Supporters of that approach argue that Bitcoin cannot afford to sit still until the damage begins. In their view, a forced migration is not overreach but preventative maintenance at protocol scale. Critics, however, see something much more invasive in the plan. They argue that freezing unmigrated coins risks crossing a line from security policy into confiscatory governance, especially if inaccessible or lost coins are swept into the same outcome. For them, the danger is not only quantum attack but the precedent of changing spendability by collective decision.

The Real Divide Is About Governance Under Uncertainty

That is why the canary proposal has drawn criticism of its own. Skeptics such as Nic Carter argue that an attacker might not need to announce their capability by claiming the bounty. A sophisticated adversary could quietly extract value from dormant wallets, exchange-controlled addresses or other attractive targets without ever touching the canary, leaving the network exposed while the alarm remains silent. In that view, a reactive system may offer reassurance while still leaving too much room for a stealth attack to unfold.

The trade-off is therefore not between a good solution and a bad one, but between two different kinds of failure. A canary fund preserves user control and avoids premature disruption, yet risks reacting too late. A time-bound freeze reduces the window of exposure, yet risks locking coins and concentrating power over what remains spendable. Put simply, Bitcoin is choosing between delayed certainty and preemptive coercion.
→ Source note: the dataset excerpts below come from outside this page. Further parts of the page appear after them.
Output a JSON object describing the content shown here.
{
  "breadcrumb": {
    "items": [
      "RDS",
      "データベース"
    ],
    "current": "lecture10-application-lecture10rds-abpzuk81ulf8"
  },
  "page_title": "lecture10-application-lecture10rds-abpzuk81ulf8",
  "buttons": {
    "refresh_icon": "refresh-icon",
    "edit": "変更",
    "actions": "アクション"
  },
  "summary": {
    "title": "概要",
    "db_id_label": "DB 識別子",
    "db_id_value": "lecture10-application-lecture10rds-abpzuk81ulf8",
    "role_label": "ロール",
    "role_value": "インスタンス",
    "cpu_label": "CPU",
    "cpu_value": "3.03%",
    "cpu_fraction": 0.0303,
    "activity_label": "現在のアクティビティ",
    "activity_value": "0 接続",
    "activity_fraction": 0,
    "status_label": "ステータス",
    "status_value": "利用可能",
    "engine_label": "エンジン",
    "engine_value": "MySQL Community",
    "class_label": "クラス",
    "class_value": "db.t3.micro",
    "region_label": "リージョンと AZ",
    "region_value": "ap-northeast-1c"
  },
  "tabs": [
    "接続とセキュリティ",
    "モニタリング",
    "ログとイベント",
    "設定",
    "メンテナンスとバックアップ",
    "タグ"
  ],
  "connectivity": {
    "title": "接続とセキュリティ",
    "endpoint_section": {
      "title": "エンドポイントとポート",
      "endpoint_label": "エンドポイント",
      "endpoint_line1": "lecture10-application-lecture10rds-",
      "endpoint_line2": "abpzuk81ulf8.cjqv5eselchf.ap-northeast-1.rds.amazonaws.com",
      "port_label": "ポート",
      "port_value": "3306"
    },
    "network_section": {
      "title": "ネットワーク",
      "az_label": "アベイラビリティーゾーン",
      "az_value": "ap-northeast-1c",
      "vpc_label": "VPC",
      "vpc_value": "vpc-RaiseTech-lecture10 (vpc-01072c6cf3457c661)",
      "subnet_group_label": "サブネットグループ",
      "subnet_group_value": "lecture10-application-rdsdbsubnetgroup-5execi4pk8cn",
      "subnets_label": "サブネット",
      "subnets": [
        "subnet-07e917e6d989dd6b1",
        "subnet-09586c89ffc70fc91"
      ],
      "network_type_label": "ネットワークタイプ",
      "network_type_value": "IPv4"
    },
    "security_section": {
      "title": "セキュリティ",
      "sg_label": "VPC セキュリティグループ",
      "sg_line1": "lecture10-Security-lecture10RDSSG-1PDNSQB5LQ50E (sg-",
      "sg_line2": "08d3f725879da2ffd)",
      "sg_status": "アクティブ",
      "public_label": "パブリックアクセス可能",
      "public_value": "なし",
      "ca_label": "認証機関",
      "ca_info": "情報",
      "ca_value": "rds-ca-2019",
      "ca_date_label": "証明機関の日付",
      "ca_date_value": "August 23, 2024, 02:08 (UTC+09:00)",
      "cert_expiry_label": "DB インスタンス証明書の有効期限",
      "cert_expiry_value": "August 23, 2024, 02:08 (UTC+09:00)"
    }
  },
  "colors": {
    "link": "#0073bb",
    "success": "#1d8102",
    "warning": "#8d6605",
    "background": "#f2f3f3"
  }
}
Any serious movement toward either model would affect custody design, migration planning, recovery assumptions and even hedging around supply accessibility. If the canary path gains traction, market participants will need to monitor NUMS-address activity as a live warning signal. If BIP-361 advances instead, they will need to prepare for deadline-driven migration and the possibility of stranded balances. Either way, the quantum debate is no longer just about cryptography but about how Bitcoin decides when fear becomes policy.